産休申出を理由とした雇止め解雇、撤回へ

 先日ブログに書いた、派遣の若い日系外国人女性がマタニティーハラスメントで雇止め解雇を通告された件(http://gungoroso.org/?p=1876)。

 派遣元の派遣会社との団体交渉が10月31日に開かれた。当事者の若い夫婦と女性執行委員、清水委員長が団交に出席した。会社は東京から労務部長と課員が出席。

 結論は、①雇止め解雇の通知は撤回、②産休は保障する、③妊娠・出産を理由とする契約更新拒否をしない、④就業規則は閲覧してもらう。ほぼ要求は通り、一発勝利回答でした。

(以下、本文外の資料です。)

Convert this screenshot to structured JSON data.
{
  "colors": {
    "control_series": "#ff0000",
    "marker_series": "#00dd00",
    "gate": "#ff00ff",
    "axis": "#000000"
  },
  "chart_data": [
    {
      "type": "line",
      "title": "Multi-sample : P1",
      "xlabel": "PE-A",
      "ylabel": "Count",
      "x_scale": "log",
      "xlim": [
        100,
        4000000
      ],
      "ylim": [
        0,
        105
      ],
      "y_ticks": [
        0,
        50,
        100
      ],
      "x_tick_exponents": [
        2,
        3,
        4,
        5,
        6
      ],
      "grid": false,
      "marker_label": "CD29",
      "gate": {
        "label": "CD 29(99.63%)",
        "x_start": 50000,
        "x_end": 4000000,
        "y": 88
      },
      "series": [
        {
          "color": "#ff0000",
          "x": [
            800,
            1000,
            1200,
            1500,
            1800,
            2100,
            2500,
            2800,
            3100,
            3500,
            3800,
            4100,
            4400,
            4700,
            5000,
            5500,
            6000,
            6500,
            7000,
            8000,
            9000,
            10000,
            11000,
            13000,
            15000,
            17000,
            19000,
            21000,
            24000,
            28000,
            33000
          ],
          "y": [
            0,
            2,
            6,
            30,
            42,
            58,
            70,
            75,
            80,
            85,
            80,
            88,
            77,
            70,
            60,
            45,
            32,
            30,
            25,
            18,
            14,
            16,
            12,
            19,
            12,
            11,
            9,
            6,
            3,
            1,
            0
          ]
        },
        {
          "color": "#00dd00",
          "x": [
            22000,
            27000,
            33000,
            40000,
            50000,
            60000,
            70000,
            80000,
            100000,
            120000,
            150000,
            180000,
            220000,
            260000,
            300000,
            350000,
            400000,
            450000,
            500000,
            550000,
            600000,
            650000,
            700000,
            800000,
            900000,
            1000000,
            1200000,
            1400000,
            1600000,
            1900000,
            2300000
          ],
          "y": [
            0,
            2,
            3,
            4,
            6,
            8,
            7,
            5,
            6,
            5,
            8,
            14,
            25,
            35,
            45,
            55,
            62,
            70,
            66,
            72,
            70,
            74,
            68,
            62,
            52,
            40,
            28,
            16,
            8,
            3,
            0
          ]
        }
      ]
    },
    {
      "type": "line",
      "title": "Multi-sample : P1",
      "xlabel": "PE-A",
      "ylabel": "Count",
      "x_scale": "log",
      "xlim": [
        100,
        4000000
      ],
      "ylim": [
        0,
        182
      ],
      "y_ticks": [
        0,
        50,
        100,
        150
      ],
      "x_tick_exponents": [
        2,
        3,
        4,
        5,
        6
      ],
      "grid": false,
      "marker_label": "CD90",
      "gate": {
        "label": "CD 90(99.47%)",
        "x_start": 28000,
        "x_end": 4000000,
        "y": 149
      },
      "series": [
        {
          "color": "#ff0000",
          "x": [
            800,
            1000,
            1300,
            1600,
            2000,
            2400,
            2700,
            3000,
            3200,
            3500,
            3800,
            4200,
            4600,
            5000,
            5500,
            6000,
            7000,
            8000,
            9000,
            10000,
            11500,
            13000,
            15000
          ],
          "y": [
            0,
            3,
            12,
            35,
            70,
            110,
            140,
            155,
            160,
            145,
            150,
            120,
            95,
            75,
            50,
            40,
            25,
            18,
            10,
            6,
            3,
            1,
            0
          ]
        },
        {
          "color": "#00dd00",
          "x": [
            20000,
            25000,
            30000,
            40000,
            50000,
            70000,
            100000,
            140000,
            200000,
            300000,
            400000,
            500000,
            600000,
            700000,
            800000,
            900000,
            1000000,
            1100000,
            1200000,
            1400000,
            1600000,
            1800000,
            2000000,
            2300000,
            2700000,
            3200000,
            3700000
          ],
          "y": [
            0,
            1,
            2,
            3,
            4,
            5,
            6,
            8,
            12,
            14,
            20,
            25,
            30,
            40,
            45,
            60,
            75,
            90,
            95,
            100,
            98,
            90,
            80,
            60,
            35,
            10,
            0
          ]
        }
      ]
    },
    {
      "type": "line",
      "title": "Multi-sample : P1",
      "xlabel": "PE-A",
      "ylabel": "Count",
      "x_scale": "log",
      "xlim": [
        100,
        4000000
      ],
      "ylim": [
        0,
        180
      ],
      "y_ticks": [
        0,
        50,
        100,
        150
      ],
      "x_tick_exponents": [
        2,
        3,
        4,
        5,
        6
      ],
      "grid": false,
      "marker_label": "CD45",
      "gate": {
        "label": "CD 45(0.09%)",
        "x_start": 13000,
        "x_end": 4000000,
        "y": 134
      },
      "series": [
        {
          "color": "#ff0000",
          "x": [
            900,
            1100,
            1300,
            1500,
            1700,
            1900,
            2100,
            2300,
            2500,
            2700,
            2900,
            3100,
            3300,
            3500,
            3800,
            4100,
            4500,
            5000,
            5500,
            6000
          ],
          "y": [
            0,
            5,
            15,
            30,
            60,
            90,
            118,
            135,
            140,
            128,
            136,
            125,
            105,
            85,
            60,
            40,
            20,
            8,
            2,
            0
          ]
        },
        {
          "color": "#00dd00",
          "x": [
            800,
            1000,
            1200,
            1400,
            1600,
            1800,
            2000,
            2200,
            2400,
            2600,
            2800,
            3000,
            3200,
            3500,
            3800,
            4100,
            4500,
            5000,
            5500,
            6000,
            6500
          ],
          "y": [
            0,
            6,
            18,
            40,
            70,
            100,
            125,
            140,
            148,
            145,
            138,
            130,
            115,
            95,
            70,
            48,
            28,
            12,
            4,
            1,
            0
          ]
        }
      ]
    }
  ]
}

 日系ペルー人のAさんは、雇用契約は12月いっぱいだが、この10月31日で「雇止め解雇」だと通告されていた。Aさんはこの日団交出席のために有給休暇を取った。前日の最後の出勤の日には班長が、「今日で最後ですね、ご苦労様でした」と、あいさつに来た。いやな雰囲気だった。事前の打ち合わせで、これは2人だけの問題ではない、法律を守れと、妥協せずにしっかり闘おうと話し合った。

 団体交渉。労務部長が、冒頭回答を口頭で行った。「雇止め解雇の通告については撤回します」!よかった。夫婦は喜びの顔。その上で、労務部長は謝罪した。現場の「コミュニケーション不足」「担当者の知識不足」「理解不足」でこういう事態になってしまったこと、団体交渉がギリギリになってしまったこと、おめでたいことなのにたいへんな心労をかけたこと。

 現場の「理解不足」「知識不足」は、言葉通りに受け止めるわけにはいかない。1年以上継続雇用したものにしか産休は認めない、と現場管理者は当事者に回答したが、これは育児休業の規定をわざと、産休の規定にすり替えた悪質なものだ。さすがに派遣会社としては、こんなことで悪評が立ったり、認可が取り消されては取り返しがつかないということだろう。組合からは、しっかりした管理者教育を行うように申し入れ、会社も了解した。

 男女雇用機会均等法は、派遣労働者であろうと、非正規労働者であろうと、妊娠・出産を理由とする解雇や契約更新拒否を禁じている。また母性保護規定として、妊娠中の女性が請求した場合には、他の軽易な業務に転換させるなどの措置を取らなければならない。これは派遣先も同じである。 今回の場合、派遣会社の悪意というより、派遣先の悪意を感じざるをえない。悪意というより、慣例としてこのような対応がずっと続いてきたに違いない。派遣会社は、お客さんである派遣先会社の意向に従うか、忖度(そんたく)する。そうしないと、ほかの派遣会社に派遣の枠を取られてしまう。

 妊娠したら解雇、産休を取りたいと言ったら解雇、こんなことをどんな職場でも、どんな派遣会社でも許さない、そういう力を労働組合が作るしかない。特に外国人の派遣労働者にはあきらめずに必ず相談してもらいたい。

 11月3日(日)正午、日比谷公園野外音楽堂で全国労働者総決起集会が開催される。国籍や民族をこえた国際連帯集会でもある。ぜひ成功させたい。みなさんの参加をお願いします。